PyData Global 2022

Is it possible to have entities within entities within entities?
12-03, 11:00–11:30 (UTC), Talk Track I

Named entity recognition models might not be able to handle a wide variety of spans, but Spancat certainly can! Within our open-source library for NLP, spaCy, we've created a NER model to handle overlapping and arbitrary text spans. Dive into named entity recognition, its limitations, and how we've solved them with a solution-focused talk and practical applications.


The standard approach to named entity extraction becomes problematic when dealing with a wide variety of spans, like long phrases, non-named entities, and overlapping annotations. Whereas named entities normally have clear boundaries and syntactic properties, spans can be completely arbitrary, posing a problem for some entity extraction applications.
I'll start by talking about NER models, how and why they're used, and some of their limitations.
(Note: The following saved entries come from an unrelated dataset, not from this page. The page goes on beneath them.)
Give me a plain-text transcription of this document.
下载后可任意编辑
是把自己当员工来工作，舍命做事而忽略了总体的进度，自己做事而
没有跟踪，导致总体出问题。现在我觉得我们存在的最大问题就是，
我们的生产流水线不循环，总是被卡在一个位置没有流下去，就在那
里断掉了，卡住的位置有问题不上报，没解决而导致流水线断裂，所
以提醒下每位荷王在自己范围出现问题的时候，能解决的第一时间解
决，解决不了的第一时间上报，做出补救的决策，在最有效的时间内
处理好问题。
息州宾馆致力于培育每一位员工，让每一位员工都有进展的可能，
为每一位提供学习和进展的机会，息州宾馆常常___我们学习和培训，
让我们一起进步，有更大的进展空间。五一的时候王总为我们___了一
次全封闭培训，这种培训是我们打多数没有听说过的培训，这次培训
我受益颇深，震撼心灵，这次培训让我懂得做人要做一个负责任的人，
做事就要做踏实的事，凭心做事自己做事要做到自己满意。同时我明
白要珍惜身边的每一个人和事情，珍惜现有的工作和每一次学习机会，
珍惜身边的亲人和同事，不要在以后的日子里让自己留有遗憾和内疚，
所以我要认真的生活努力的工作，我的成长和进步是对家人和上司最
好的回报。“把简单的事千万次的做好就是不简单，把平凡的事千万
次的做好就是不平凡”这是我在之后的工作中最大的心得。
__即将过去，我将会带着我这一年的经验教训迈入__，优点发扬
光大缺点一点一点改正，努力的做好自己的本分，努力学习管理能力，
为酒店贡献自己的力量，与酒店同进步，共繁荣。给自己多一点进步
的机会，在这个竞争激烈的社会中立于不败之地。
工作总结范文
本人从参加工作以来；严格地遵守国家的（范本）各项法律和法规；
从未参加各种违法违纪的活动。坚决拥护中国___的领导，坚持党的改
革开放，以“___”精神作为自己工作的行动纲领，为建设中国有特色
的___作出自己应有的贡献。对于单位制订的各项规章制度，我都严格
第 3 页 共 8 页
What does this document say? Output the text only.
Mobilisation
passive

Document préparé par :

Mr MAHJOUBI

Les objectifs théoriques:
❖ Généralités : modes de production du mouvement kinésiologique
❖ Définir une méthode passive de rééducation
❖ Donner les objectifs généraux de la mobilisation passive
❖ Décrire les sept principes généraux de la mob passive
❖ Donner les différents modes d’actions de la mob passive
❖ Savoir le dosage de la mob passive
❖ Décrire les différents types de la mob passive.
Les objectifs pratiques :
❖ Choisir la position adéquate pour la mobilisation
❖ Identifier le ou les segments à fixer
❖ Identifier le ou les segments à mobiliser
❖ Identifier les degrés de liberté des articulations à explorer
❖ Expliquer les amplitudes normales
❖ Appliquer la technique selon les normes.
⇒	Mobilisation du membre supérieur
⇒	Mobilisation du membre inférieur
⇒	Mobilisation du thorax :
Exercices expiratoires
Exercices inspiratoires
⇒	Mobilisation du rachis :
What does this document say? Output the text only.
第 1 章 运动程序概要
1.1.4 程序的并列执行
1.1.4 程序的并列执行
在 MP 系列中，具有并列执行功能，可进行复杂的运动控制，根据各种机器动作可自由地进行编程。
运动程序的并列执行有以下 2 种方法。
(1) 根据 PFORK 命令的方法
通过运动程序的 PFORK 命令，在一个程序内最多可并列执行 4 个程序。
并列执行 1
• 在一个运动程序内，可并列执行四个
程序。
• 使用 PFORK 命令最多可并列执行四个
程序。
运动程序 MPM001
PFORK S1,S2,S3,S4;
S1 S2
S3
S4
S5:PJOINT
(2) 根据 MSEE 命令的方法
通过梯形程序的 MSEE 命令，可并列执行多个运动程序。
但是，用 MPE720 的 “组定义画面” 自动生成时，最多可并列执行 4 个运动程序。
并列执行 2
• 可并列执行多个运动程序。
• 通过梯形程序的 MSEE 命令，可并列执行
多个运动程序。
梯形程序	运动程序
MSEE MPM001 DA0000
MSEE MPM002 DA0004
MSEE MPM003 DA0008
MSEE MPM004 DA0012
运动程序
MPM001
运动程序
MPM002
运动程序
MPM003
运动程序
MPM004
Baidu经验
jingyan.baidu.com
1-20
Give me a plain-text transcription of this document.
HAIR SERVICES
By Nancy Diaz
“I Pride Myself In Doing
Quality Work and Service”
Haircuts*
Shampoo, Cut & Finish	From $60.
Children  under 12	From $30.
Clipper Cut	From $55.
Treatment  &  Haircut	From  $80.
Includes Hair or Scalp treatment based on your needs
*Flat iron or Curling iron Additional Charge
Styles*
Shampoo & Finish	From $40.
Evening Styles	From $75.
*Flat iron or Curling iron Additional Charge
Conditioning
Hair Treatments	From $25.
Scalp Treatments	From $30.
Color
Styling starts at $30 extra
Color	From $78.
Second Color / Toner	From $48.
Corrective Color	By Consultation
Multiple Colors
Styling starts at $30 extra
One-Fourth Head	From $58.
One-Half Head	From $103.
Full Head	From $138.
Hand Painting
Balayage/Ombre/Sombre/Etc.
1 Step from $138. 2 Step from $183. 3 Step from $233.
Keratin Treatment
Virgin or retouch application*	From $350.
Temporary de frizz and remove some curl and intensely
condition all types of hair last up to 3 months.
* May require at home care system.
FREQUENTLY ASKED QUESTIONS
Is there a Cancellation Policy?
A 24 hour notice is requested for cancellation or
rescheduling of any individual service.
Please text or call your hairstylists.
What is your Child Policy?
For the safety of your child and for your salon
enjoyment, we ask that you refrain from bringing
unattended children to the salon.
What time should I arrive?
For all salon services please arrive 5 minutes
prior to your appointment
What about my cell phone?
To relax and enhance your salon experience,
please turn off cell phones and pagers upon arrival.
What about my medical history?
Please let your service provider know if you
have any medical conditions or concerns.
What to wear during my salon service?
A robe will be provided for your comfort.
Then I'll introduce Spancat, our solution to the problem of arbitrary and overlapping spans that we've implemented in spaCy, our open-source NLP library for machine learning. You'll leave with an understanding of what named entity recognition is, how a span-labeling model works, and a real-world application to these complex problems.


Prior Knowledge Expected

No previous knowledge expected

Victoria recently graduated from UC San Diego with a degree in linguistics and a passion for natural language processing. She got involved with coding and Python after creating several applicational NLP projects like a playlist recommender based on a user-inputted quote.

She is just starting her career as a Developer Advocate for Explosion, the makers of spaCy! In this role, she takes care of the NLP-focused community around spaCy through example projects, videos, visuals, and posts.

She is in love with learning more about NLP and ensures that the open-source community has everything they need to do the same. Besides running marathons, making fun projects, and challenging her understanding of the world, she devotes all of her passion and motivation to educating the community around Explosion.